While Osun West has got zero year at the helm of the state in the current republic, Osun Central and Osun East have cumulatively ruled the state for 23 years. The only time someone from Osun West was elected governor of the State was in 1992, and that was the late Senator Isiaka Adeleke who governed for less than two years and who was the elder brother of PDP’s governorship flagbearer.
One of the factors that boosted the popularity of the younger Senator Adeleke in 2018 was the widespread sentiment that the marginalisation of Osun West should be redressed. That sentiment also cost the APC the 49, 745 votes that went to Alhaji Moshood Adeoti who is from Osun West and had to leave APC to contest on the platform of the Action Democratic Party (ADP). That sentiment has not disappeared.

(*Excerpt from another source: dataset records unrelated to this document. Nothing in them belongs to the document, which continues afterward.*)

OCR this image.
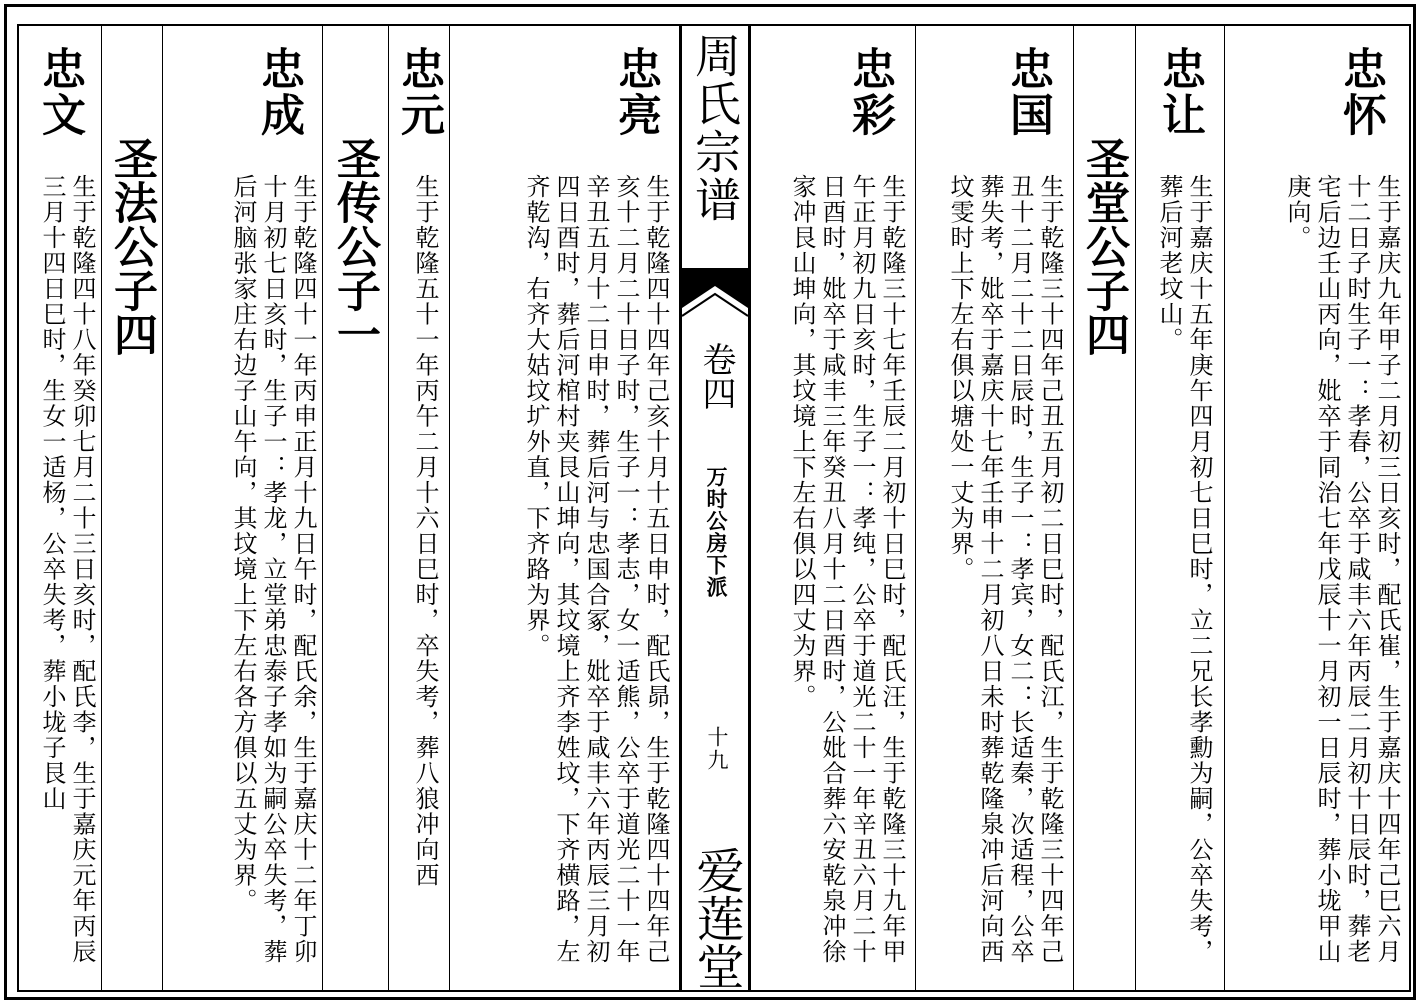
忠怀
生于嘉庆九年甲子二月初三日亥时，配氏崔，生于嘉庆十四年己巳六月十二日子时生子一：孝春，公卒于咸丰六年丙辰二月初十日辰时，葬老宅后边壬山丙向，妣卒于同治七年戊辰十一月初一日辰时，葬小垅甲山庚向。
忠让
生于嘉庆十五年庚午四月初七日巳时，立二兄长孝勳为嗣，公卒失考，葬后河老坟山。
圣堂公子四
忠国
生于乾隆三十四年己丑五月初二日巳时，配氏江，生于乾隆三十四年己丑十二月二十二日辰时，生子一：孝宾，女二：长适秦，次适程，公卒葬失考，妣卒于嘉庆十七年壬申十二月初八日未时葬乾隆泉冲后河向西坟雯时上下左右俱以塘处一丈为界。
忠彩
生于乾隆三十七年壬辰二月初十日巳时，配氏汪，生于乾隆三十九年甲午正月初九日亥时，生子一：孝纯，公卒于道光二十一年辛丑六月二十日酉时，妣卒于咸丰三年癸丑八月十二日酉时，公妣合葬六安乾泉冲徐家冲艮山坤向，其坟境上下左右俱以四丈为界。
周氏宗谱
卷四
万时公房下派
十九
爱莲堂
忠亮
生于乾隆四十四年己亥十月十五日申时，配氏昴，生于乾隆四十四年己亥十二月二十日子时，生子一：孝志，女一适熊，公卒于道光二十一年辛丑五月十二日申时，葬后河与忠国合冢，妣卒于咸丰六年丙辰三月初四日酉时，葬后河棺村夹艮山坤向，其坟境上齐李姓坟，下齐横路，左齐乾沟，右齐大姑坟圹外直，下齐路为界。
忠元
生于乾隆五十一年丙午二月十六日巳时，卒失考，葬八狼冲向西
圣传公子一
忠成
生于乾隆四十一年丙申正月十九日午时，配氏余，生于嘉庆十二年丁卯十月初七日亥时，生子一：孝龙，立堂弟忠泰子孝如为嗣公卒失考，葬后河脑张家庄右边子山午向，其坟境上下左右各方俱以五丈为界。
圣法公子四
忠文
生于乾隆四十八年癸卯七月二十三日亥时，配氏李，生于嘉庆元年丙辰三月十四日巳时，生女一适杨，公卒失考，葬小垅子艮山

In the upcoming election, there are two leading candidates from Osun West on the ballot: Adeleke of PDP and Ogunbiyi of Accord. Based on the prevailing sentiments in Osun West, both of them are expected to do well in the senatorial district. But to win, either of them will additionally need substantial support from the two other senatorial districts in the state. Will messaging around injustice be enough to get them the needed support or will they be able to appeal to other things like their credentials and visions or do they have strong electoral structures that can get them across the line in the 30 local government areas of the state? Saturday holds the answer.